Another question: How many of these scientific tests of teflon's safety have involved direct inhalation in order to determine safety standards.
There's some misunderstanding going on here. Safety testing (involving rats typically) establishes several levels of concern. You find these listed on MSDS sheets. OSHA type numbers. Safe for 8 hours, one time exposure, various 'uptake' methods, and so on. These are typically levels where half the population suffers (there really is no 'drop dead' line). It's 'aimed' at humans, not birds (or insects). That's one set of tests.
It's my understanding that such tests involve a modest (but reasonable) number of animals. The important issue is such data is (once again) 'peer reviewed'. It passes 'reasonableness tests' by experts and is open to confirmation.

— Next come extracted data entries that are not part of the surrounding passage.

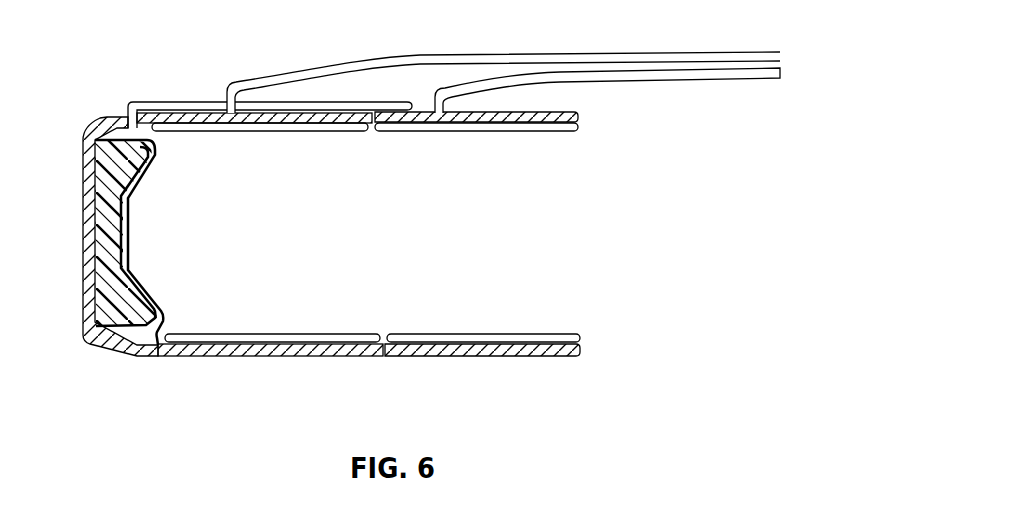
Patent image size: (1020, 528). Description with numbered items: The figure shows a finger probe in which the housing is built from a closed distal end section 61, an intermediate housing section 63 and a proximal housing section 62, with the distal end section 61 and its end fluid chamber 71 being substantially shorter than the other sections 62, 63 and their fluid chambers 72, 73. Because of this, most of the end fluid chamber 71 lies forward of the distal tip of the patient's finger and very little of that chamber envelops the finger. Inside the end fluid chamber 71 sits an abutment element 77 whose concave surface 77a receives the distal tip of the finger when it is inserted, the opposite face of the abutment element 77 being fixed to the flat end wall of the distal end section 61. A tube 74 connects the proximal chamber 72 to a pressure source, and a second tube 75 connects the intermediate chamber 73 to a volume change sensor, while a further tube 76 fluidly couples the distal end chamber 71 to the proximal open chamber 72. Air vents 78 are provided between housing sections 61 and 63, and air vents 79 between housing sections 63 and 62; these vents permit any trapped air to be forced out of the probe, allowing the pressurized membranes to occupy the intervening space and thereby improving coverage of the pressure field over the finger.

The closed distal end section 61 is at (87, 133).
The abutment element 77 is at (121, 155).
The end fluid chamber 71 is at (128, 199).
The concave surface 77a is at (127, 250).
The further tube 76 is at (193, 102).
The intermediate chamber 73 is at (333, 131).
The proximal chamber 72 is at (530, 130).
The intermediate housing section 63 is at (285, 131).
The proximal housing section 62 is at (530, 112).
The second tube 75 is at (312, 71).
The tube 74 is at (723, 79).
The air vents 78 is at (158, 345).
The air vents 79 is at (383, 354).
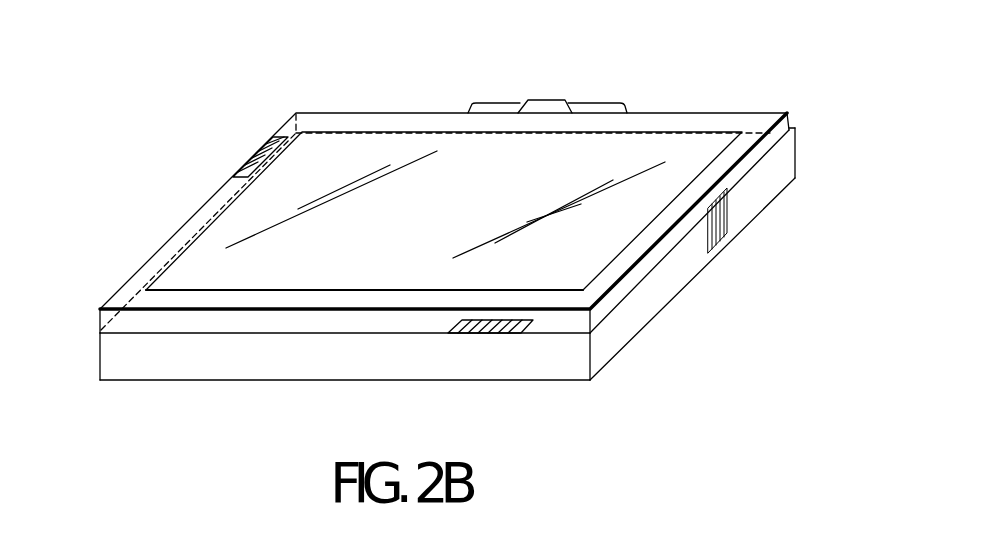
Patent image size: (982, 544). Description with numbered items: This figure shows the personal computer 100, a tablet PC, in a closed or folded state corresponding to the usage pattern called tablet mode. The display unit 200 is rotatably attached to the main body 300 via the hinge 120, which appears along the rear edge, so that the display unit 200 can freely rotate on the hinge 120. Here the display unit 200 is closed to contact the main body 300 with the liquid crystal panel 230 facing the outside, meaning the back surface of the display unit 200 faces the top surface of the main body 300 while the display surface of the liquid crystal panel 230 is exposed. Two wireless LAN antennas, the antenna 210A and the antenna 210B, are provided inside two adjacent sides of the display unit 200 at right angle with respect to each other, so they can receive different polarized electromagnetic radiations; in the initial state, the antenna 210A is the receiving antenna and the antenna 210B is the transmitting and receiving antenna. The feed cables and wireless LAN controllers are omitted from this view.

The personal computer 100 is at (764, 87).
The hinge 120 is at (543, 107).
The display unit 200 is at (167, 217).
The antenna 210A is at (490, 337).
The antenna 210B is at (263, 141).
The liquid crystal panel 230 is at (597, 248).
The main body 300 is at (141, 395).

I'm pretty sure nobody made lab rats vape from PTFE........
An entirely different set of tests determines what level of those substances is being produced under varying conditions. As you point out, for teflon that's usually a number way way past the temperatures we're working at. Not even the most dedicated naysayers claim problems at say 450 degrees AFAIK?
These are
materials tests, not safety tests. You have to link the two to determine health risks. To find out if your gas stove is safe you need to test the stove to get data then compare that data to established (in other tests by different groups) to get 'the big picture'.
Bottom line is, at the temperatures we're working with here, basically
zero 'toxic fumes' happens. The best scientific instruments available cannot measure it. "Empirical evidence" (in this case sensitive equipment that would not tolerate extremely small levels to function) says there's nothing there from the teflon or anything else in the vacuum.
CO2 is toxic at high enough levels. Your breath contains a few percent. Your breath is not toxic....well not by those standards anyway. In the PTFE case it's not a matter of 'a few percent' the number for all practical purposes is zero. Doesn't happen.
Believe what you want (or just prefer glass for any other reason), but by traditional measures there is no scientific reason for concern (by that I mean no experiment has shown it, including those designed to do so).